Our meanings are always changing. The meanings
will create change. There is no truth. Truth depends
on who you are and at what time and what place you
exist in.
Post modernism
 Watch a film that you know you watched 5, 10,15, 20
years ago. The film is the same, shot for shot but
your interpretation of it, is that the same?
 Watch that same film in 2015, 2020, again clearly the
text remains the same in terms of the content, what
about your interpretation, Is that the same?
 After all those years you’re not the same person,
now you, an individual have a different interpretation
of that film. Because you, not the text has changed,
the meaning has changed because of you.
Post modernism
 Postmodernists don’t like to group responses
together, they believe that people are unique in
relation to everybody else, and change over time.

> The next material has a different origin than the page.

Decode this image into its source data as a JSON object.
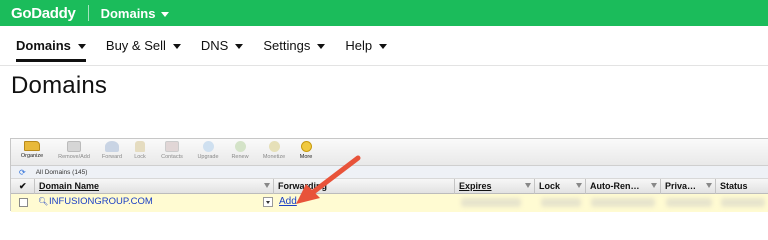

 Nothing in terms of media influence is certain
because all that can be noted is that this is an
individuals response right now
 It is important to note that with postmodernism there
is no such thing as an authority on a particular issue
& that everybody’s opinion is equally valid.
Summary
 These theories are simply ideas or understandings–
there is no ‘right’ or ‘wrong’ theory.
 Clearly there are overlaps occurring between the
theories.
 How you see the media and the effects on audience
absolutely depends on how you conceive the
processes of communication.
 Whether you think of the media as all powerful
shaping the way we think about the world or whether
you think our social climate and our social context
determines what we take from the media.